Edit: Okay, I think I finally understand what you want. I'm going to show a way that works, not a way that is high-performance. (That's generally the mutable Java-like solution, but you already know how to do that.)
First, you really, really ought to do this with your own collections that work in 2D sensibly. Using a bunch of 1D collections to emulate 2D collections is going to lead to unnecessary confusion and complication. Don't do it. Really. It's a bad idea.
But, okay, let's do it anyway.
val big = (1 to 25).grouped(5).map(_.toList).toList
This is the whole matrix that you want. Next,
val smaller = (for (r <- big.sliding(3)) yield r.toList).toList
are the groups of rows that you want. Now, you should have been using a 2D data structure, because you want to do something that doesn't map well onto 1D operations. But:
val small = smaller.map(xss =>
Iterator.iterate(xss.map(_.sliding(3)))(identity).
takeWhile(_.forall(_.hasNext)).
map(_.map(_.next)).
toList
).toList
If you carefully pull this apart, you see that you're creating a bunch of iterators (xss.map(_.sliding(3))) and then iterating through them all in lock step by keeping hold of those same iterators step after step, stopping when at least one of them is empty, and mapping them onto their next values (which is how you walk forward with them).
Now that you've got the matrices you can store them however you want.
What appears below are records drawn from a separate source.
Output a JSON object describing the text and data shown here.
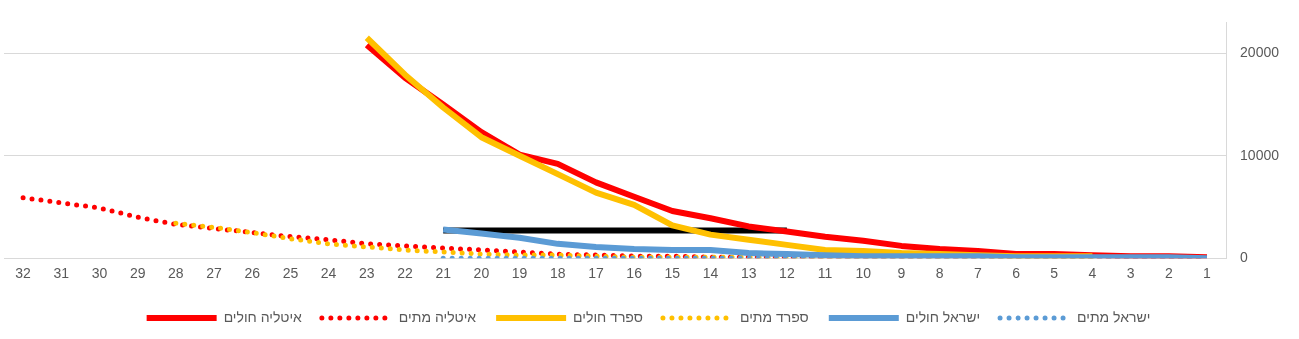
{
  "chart_data": {
    "type": "line",
    "categories": [
      "32",
      "31",
      "30",
      "29",
      "28",
      "27",
      "26",
      "25",
      "24",
      "23",
      "22",
      "21",
      "20",
      "19",
      "18",
      "17",
      "16",
      "15",
      "14",
      "13",
      "12",
      "11",
      "10",
      "9",
      "8",
      "7",
      "6",
      "5",
      "4",
      "3",
      "2",
      "1"
    ],
    "series": [
      {
        "name": "ישראל מתים",
        "color": "#5b9bd5",
        "line_style": "dotted",
        "values": [
          null,
          null,
          null,
          null,
          null,
          null,
          null,
          null,
          null,
          null,
          null,
          0,
          0,
          0,
          0,
          0,
          0,
          0,
          0,
          0,
          0,
          0,
          0,
          0,
          0,
          0,
          0,
          0,
          0,
          0,
          0,
          0
        ]
      },
      {
        "name": "ישראל חולים",
        "color": "#5b9bd5",
        "line_style": "solid",
        "values": [
          null,
          null,
          null,
          null,
          null,
          null,
          null,
          null,
          null,
          null,
          null,
          2800,
          2400,
          2000,
          1400,
          1100,
          900,
          800,
          800,
          500,
          400,
          300,
          200,
          200,
          200,
          200,
          100,
          100,
          100,
          100,
          100,
          0
        ]
      },
      {
        "name": "ספרד מתים",
        "color": "#ffc000",
        "line_style": "dotted",
        "values": [
          null,
          null,
          null,
          null,
          3400,
          3000,
          2500,
          1900,
          1400,
          1100,
          800,
          600,
          400,
          300,
          300,
          200,
          100,
          100,
          100,
          100,
          0,
          0,
          0,
          0,
          0,
          0,
          0,
          0,
          0,
          null,
          null,
          null
        ]
      },
      {
        "name": "ספרד חולים",
        "color": "#ffc000",
        "line_style": "solid",
        "values": [
          null,
          null,
          null,
          null,
          null,
          null,
          null,
          null,
          null,
          21500,
          17900,
          14700,
          11800,
          10000,
          8200,
          6400,
          5200,
          3200,
          2300,
          1800,
          1300,
          800,
          700,
          500,
          400,
          300,
          200,
          200,
          200,
          null,
          null,
          null
        ]
      },
      {
        "name": "איטליה מתים",
        "color": "#ff0000",
        "line_style": "dotted",
        "values": [
          5900,
          5400,
          4900,
          4000,
          3300,
          2900,
          2500,
          2100,
          1800,
          1400,
          1200,
          1000,
          800,
          600,
          400,
          300,
          200,
          200,
          100,
          100,
          100,
          0,
          0,
          0,
          0,
          0,
          0,
          0,
          0,
          0,
          0,
          0
        ]
      },
      {
        "name": "איטליה חולים",
        "color": "#ff0000",
        "line_style": "solid",
        "values": [
          null,
          null,
          null,
          null,
          null,
          null,
          null,
          null,
          null,
          20800,
          17600,
          15000,
          12300,
          10100,
          9200,
          7400,
          6000,
          4600,
          3900,
          3100,
          2600,
          2100,
          1700,
          1200,
          900,
          700,
          400,
          400,
          300,
          200,
          200,
          100
        ]
      },
      {
        "color": "#000000",
        "line_style": "solid",
        "values": [
          null,
          null,
          null,
          null,
          null,
          null,
          null,
          null,
          null,
          null,
          null,
          2700,
          2700,
          2700,
          2700,
          2700,
          2700,
          2700,
          2700,
          2700,
          2700,
          null,
          null,
          null,
          null,
          null,
          null,
          null,
          null,
          null,
          null,
          null
        ]
      }
    ],
    "ylim": [
      0,
      23000
    ],
    "yticks": [
      0,
      10000,
      20000
    ],
    "grid": "y",
    "legend": "bottom",
    "marker": "none"
  }
}
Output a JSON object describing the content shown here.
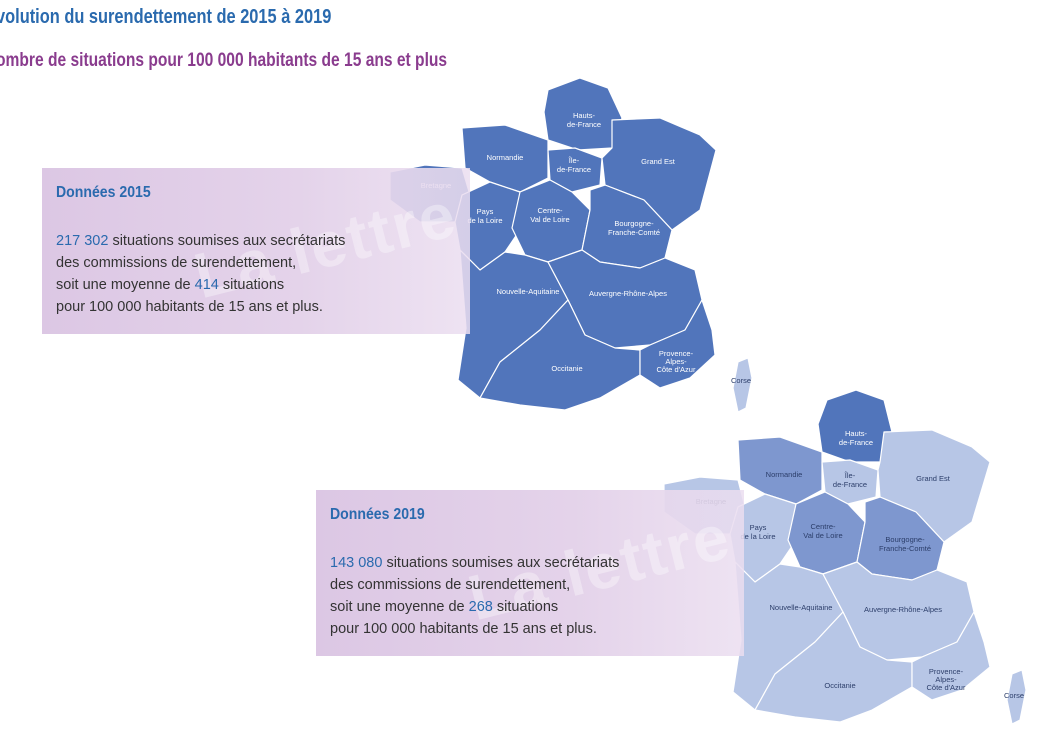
{
  "title": "volution du surendettement de 2015 à 2019",
  "subtitle": "ombre de situations pour 100 000 habitants de 15 ans et plus",
  "watermark": "La lettre",
  "colors": {
    "title_blue": "#2a6aae",
    "subtitle_purple": "#8a3c8e",
    "panel_bg": "#dcc7e4",
    "shade_high": "#5175bb",
    "shade_mid": "#7e97cf",
    "shade_low": "#b7c6e6"
  },
  "map_2015": {
    "header": "Données 2015",
    "count": "217 302",
    "line1_rest": " situations soumises aux secrétariats",
    "line2": "des commissions de surendettement,",
    "line3_pre": "soit une moyenne de ",
    "average": "414",
    "line3_post": " situations",
    "line4": "pour 100 000 habitants de 15 ans et plus.",
    "regions": {
      "hdf": "Hauts-\nde-France",
      "nor": "Normandie",
      "idf": "Île-\nde-France",
      "ge": "Grand Est",
      "bre": "Bretagne",
      "pdl": "Pays\nde la Loire",
      "cvl": "Centre-\nVal de Loire",
      "bfc": "Bourgogne-\nFranche-Comté",
      "na": "Nouvelle-Aquitaine",
      "ara": "Auvergne-Rhône-Alpes",
      "occ": "Occitanie",
      "paca": "Provence-\nAlpes-\nCôte d'Azur",
      "cor": "Corse"
    }
  },
  "map_2019": {
    "header": "Données 2019",
    "count": "143 080",
    "line1_rest": " situations soumises aux secrétariats",
    "line2": "des commissions de surendettement,",
    "line3_pre": "soit une moyenne de ",
    "average": "268",
    "line3_post": " situations",
    "line4": "pour 100 000 habitants de 15 ans et plus.",
    "regions": {
      "hdf": "Hauts-\nde-France",
      "nor": "Normandie",
      "idf": "Île-\nde-France",
      "ge": "Grand Est",
      "bre": "Bretagne",
      "pdl": "Pays\nde la Loire",
      "cvl": "Centre-\nVal de Loire",
      "bfc": "Bourgogne-\nFranche-Comté",
      "na": "Nouvelle-Aquitaine",
      "ara": "Auvergne-Rhône-Alpes",
      "occ": "Occitanie",
      "paca": "Provence-\nAlpes-\nCôte d'Azur",
      "cor": "Corse"
    },
    "shading": {
      "hdf": "high",
      "nor": "mid",
      "idf": "low",
      "ge": "low",
      "bre": "low",
      "pdl": "low",
      "cvl": "mid",
      "bfc": "mid",
      "na": "low",
      "ara": "low",
      "occ": "low",
      "paca": "low",
      "cor": "low"
    }
  }
}
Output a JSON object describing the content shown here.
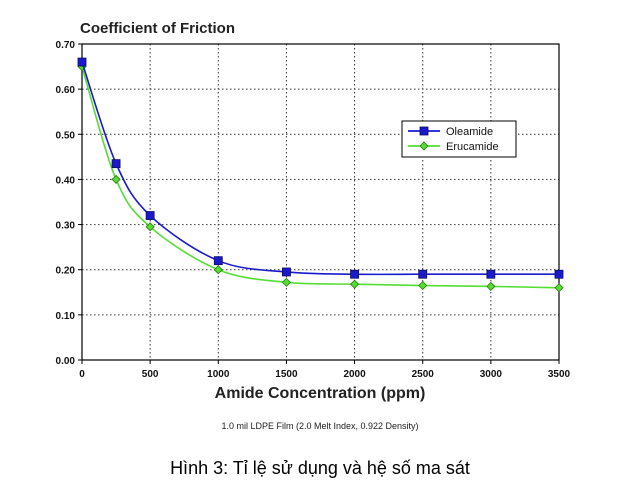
{
  "chart_data": {
    "type": "line",
    "title": "Coefficient of Friction",
    "xlabel": "Amide Concentration (ppm)",
    "ylabel": "",
    "xlim": [
      0,
      3500
    ],
    "ylim": [
      0,
      0.7
    ],
    "x_ticks": [
      "0",
      "500",
      "1000",
      "1500",
      "2000",
      "2500",
      "3000",
      "3500"
    ],
    "y_ticks": [
      "0.00",
      "0.10",
      "0.20",
      "0.30",
      "0.40",
      "0.50",
      "0.60",
      "0.70"
    ],
    "grid": true,
    "legend_position": "right",
    "series": [
      {
        "name": "Oleamide",
        "color": "#1a1acc",
        "marker": "square",
        "x": [
          0,
          250,
          500,
          1000,
          1500,
          2000,
          2500,
          3000,
          3500
        ],
        "values": [
          0.66,
          0.435,
          0.32,
          0.22,
          0.195,
          0.19,
          0.19,
          0.19,
          0.19
        ]
      },
      {
        "name": "Erucamide",
        "color": "#55dd33",
        "marker": "diamond",
        "x": [
          0,
          250,
          500,
          1000,
          1500,
          2000,
          2500,
          3000,
          3500
        ],
        "values": [
          0.65,
          0.4,
          0.295,
          0.2,
          0.172,
          0.168,
          0.165,
          0.163,
          0.16
        ]
      }
    ]
  },
  "footnote": "1.0 mil LDPE Film (2.0 Melt Index, 0.922 Density)",
  "caption": "Hình 3: Tỉ lệ sử dụng và hệ số ma sát"
}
Personally, I'd flatten the list:
val flattened = small.flatten
You wrote a structure that has the matrices side by side, which you can also do with some effort (again, because creating 2D operations out of 1D operations is not always straightforward):
val sidebyside = flattened.reduceRight((l,r) => (l,r).zipped.map(_ ::: _))
(note reduceRight to make this an O(n) operation instead of O(n^2)--joining to the end of long accumulating lists is a bad idea--but note also that with too many matrices this will probably overflow the stack).